Reading this book was like watching the movie Spotlight; about journalists at the Boston Globe in 2001 who broke the story about the horrific abuses that the Catholic Church inflicted on not just the city of Boston, but across North America and the world. The movie is one of my favorites because of how journalism is portrayed as a necessary, urgent part of life in contemporary society.
She Said: Breaking the Sexual Harassment Story That Helped Ignite a Movement is a quick read but not in the sense of flipping pages simply to finish the tome. It's fast paced and hooks you into the journey that not only Jodi Kantor and Megan Twohey take in unraveling that man's disgusting abuses, but the journey that the women who survived him took. Women who ended up breaking NDA's, who had never told their spouses, who were forced to reckon with the evil deeds Weinstein carried out.
Kantor and Twohey spell out the incredible amount of research and interviews they conducted over the year that they were both writing and uncovering more of Weinstein's crimes. They include email excerpts, phone call transcripts (some with Weinstein himself), texts, internal documents including a memo written by a woman who left Miramax because of the abuses she saw.

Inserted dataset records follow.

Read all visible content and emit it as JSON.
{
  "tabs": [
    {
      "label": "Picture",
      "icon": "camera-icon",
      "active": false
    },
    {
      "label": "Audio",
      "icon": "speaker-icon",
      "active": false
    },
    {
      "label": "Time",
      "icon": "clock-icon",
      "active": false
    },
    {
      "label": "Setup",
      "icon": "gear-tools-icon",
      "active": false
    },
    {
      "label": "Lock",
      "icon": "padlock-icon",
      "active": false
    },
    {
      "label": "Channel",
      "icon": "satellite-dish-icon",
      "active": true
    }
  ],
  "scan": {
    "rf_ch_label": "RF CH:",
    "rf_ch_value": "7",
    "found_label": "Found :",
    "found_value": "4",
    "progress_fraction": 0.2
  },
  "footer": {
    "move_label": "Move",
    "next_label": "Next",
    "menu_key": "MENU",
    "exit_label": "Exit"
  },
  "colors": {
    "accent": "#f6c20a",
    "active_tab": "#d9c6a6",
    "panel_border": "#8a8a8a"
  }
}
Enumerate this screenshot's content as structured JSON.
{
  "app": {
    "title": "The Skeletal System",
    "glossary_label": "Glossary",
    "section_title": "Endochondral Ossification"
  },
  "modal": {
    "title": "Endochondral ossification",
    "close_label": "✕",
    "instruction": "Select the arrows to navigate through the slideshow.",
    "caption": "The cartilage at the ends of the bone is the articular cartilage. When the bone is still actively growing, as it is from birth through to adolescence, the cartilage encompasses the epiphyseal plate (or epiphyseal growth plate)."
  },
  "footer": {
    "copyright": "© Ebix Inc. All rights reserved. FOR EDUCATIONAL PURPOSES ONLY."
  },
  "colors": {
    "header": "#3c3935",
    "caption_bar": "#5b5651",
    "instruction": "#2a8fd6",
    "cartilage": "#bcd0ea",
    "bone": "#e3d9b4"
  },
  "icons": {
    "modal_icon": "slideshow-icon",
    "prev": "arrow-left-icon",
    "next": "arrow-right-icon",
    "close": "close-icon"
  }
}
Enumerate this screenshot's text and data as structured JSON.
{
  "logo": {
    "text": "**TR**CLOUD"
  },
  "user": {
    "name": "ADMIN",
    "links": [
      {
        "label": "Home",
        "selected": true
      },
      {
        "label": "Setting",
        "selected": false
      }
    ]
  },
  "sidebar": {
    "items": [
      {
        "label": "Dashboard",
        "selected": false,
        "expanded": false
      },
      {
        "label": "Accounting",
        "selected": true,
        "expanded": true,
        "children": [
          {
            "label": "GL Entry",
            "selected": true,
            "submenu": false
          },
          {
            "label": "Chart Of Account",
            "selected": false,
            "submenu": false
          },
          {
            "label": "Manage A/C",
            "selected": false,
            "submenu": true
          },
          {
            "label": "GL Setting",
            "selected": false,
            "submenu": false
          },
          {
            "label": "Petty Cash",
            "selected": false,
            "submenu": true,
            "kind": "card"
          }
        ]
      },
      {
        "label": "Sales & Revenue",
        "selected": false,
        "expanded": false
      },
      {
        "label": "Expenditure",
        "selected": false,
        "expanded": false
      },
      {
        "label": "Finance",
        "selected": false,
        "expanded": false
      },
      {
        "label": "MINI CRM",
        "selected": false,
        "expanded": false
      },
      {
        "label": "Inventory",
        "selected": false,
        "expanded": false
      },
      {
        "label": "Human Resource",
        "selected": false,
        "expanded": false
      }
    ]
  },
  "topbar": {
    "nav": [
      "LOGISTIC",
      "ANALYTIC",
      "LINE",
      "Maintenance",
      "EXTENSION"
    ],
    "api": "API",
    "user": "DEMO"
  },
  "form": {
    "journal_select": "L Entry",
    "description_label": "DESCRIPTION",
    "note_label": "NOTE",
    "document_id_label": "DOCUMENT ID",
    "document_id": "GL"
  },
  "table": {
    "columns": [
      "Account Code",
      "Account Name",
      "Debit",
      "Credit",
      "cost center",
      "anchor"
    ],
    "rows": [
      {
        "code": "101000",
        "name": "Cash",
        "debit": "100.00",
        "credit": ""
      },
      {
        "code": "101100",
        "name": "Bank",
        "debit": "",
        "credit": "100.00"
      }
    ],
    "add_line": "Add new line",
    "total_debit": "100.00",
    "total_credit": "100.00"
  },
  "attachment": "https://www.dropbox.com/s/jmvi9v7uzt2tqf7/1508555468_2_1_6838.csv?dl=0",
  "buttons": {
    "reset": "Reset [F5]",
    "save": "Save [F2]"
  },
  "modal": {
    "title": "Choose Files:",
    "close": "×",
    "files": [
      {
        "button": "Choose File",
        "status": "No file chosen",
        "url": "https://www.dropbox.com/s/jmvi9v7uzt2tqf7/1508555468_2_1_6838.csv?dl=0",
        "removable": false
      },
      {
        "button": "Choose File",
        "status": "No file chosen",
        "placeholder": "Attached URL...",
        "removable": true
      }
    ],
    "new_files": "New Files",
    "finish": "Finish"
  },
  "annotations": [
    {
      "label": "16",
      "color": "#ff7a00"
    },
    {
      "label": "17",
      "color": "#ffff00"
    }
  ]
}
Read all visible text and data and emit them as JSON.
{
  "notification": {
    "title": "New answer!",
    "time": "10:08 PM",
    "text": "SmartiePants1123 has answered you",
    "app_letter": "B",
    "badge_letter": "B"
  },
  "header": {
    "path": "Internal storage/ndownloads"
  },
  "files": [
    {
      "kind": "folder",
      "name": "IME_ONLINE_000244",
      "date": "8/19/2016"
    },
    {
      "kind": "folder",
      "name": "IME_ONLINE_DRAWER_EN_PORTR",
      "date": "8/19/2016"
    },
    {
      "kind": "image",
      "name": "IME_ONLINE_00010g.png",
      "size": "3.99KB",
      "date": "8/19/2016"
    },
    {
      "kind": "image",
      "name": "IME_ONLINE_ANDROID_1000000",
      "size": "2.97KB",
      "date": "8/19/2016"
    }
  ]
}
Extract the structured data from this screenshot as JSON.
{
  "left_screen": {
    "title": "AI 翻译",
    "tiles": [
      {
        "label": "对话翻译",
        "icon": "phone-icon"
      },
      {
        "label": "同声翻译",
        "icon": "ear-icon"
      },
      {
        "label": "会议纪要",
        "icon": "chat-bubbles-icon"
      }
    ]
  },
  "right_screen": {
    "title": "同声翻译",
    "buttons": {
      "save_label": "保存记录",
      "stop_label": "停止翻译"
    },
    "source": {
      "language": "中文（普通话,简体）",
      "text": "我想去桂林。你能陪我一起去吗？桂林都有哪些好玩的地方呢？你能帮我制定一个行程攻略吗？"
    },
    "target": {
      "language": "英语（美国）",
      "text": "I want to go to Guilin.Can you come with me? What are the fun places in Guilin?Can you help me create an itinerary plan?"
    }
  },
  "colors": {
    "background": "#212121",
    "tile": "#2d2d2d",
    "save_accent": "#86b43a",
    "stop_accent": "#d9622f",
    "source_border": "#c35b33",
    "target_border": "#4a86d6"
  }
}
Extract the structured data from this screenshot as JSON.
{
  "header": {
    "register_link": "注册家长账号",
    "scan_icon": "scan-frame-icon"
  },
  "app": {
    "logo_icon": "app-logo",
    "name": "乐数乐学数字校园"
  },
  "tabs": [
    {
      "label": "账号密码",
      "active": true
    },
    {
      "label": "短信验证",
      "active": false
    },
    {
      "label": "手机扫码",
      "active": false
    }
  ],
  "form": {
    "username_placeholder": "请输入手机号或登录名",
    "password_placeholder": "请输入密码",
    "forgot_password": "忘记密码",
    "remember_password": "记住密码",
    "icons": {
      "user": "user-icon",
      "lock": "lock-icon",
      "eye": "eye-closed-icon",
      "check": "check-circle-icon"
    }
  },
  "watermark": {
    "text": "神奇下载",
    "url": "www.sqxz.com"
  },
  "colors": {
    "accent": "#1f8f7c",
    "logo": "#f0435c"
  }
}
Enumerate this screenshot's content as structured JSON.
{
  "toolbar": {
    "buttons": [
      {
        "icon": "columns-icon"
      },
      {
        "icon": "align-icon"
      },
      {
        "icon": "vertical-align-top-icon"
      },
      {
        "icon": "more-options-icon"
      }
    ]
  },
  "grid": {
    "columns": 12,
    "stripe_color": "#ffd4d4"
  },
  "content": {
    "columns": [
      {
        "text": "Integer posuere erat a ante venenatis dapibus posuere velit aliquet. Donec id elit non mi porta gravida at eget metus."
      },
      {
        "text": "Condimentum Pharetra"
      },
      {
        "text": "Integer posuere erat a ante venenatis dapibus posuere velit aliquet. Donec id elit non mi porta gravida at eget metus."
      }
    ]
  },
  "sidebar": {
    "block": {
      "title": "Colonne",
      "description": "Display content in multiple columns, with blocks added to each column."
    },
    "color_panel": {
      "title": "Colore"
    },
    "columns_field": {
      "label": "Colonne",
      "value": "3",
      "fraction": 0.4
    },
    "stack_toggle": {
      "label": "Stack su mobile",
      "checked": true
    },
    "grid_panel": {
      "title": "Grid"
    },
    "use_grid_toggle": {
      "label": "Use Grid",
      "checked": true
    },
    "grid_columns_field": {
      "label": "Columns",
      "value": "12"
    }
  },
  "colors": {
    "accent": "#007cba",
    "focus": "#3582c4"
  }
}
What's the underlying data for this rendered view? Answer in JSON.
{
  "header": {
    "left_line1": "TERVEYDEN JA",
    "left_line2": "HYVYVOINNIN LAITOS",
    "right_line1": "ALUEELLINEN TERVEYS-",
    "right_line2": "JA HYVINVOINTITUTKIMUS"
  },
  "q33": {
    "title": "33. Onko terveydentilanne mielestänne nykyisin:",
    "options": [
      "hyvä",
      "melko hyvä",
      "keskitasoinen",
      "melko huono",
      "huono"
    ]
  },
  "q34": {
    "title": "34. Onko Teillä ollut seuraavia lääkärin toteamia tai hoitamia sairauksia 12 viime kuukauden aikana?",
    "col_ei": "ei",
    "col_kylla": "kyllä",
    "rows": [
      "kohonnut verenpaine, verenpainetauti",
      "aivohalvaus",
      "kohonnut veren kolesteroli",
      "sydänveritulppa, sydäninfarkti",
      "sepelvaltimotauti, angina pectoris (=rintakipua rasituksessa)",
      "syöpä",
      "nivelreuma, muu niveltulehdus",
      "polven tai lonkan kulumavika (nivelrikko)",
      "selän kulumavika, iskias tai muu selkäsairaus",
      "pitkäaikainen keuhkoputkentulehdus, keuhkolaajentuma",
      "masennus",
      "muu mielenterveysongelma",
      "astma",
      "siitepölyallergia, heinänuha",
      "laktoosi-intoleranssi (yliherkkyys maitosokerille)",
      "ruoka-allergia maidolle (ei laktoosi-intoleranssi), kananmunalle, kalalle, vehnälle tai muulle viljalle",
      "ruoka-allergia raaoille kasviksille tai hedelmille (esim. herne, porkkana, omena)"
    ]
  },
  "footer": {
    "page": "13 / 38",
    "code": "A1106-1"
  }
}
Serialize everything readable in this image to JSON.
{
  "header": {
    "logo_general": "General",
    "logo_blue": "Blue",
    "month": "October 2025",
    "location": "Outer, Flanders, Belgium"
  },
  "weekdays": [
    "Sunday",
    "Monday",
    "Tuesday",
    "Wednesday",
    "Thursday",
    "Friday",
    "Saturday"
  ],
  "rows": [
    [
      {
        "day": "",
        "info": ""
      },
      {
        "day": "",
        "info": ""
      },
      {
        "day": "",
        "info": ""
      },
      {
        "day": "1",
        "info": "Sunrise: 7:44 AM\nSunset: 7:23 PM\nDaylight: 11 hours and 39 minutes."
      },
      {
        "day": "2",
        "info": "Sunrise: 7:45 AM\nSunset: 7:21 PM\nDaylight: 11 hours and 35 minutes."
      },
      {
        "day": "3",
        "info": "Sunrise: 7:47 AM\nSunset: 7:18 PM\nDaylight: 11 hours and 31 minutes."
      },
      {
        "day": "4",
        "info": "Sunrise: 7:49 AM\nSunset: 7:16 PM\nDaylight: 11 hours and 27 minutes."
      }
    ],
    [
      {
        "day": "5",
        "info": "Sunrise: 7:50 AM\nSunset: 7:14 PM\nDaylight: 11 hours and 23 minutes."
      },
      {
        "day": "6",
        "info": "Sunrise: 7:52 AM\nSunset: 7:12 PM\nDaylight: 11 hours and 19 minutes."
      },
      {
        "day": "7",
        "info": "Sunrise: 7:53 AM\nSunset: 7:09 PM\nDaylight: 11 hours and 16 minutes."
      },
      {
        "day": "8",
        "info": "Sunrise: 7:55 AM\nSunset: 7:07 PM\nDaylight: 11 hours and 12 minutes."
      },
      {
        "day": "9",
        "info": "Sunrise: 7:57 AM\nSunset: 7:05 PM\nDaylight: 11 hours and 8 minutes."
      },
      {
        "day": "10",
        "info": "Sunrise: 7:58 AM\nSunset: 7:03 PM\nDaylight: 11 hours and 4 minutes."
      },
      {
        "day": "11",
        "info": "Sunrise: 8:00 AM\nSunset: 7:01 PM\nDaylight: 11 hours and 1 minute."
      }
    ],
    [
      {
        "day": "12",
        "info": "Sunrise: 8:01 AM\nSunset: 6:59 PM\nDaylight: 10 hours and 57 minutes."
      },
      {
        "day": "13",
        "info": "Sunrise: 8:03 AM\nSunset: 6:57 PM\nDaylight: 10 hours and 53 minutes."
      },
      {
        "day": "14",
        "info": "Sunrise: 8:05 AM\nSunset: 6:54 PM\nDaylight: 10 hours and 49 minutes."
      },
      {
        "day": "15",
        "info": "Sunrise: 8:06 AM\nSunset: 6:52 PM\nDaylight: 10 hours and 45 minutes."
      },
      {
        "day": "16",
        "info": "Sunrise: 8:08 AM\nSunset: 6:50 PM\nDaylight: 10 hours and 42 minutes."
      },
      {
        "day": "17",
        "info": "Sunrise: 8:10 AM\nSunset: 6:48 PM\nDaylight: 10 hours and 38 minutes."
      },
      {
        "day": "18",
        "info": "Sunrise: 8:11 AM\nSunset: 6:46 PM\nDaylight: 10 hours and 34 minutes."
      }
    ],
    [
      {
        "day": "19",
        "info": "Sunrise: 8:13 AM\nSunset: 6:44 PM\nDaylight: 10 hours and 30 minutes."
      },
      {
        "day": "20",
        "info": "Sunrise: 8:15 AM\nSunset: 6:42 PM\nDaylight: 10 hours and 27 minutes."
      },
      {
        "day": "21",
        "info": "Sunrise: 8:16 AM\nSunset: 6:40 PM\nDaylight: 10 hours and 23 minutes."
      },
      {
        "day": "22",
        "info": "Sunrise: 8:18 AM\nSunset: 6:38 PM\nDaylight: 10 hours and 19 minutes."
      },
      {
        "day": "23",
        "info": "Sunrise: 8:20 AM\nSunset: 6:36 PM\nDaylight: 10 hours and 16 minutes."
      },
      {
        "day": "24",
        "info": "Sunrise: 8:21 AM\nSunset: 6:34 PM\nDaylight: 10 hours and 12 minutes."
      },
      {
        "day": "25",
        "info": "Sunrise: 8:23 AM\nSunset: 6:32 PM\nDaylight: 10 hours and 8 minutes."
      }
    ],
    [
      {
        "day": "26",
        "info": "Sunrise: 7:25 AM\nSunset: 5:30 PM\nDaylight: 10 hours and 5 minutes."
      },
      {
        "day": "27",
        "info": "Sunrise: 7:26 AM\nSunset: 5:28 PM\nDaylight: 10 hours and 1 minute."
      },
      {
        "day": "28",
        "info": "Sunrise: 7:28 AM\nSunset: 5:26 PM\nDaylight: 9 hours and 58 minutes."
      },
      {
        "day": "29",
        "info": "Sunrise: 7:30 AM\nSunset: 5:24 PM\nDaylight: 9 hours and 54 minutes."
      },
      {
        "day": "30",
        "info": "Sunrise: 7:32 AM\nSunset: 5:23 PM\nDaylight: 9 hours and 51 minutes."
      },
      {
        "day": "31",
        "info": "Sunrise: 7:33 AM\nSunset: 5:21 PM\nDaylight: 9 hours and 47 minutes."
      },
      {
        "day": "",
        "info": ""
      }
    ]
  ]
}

The book then transitions into background leading up to the testimony that Dr. Christine Blasey Ford gave at the Senate Hearings about Brett Kavanaugh. We get to hear from Dr. Ford herself and gain new sympathy for not only having to endure sexual assault, but the agonizing choice she made to testify.
The book ends with a group interview that the authors arranged with the women who survived Weinstein, Dr. Ford, and Kim Lawson, who launched a campaign taking on McDonald's for sexual harassment and lack of policies and protections for workers. It was deeply honoring to hear the women speak about life on the other side of going public with abuses suffered in silence.
In an era where facts are denounced by a man who is cut from the same sycophantic and narcissistic cloth as Weinstein and Kavanaugh, reading this book, however awful the subject matter may be, felt like salve on an open wound.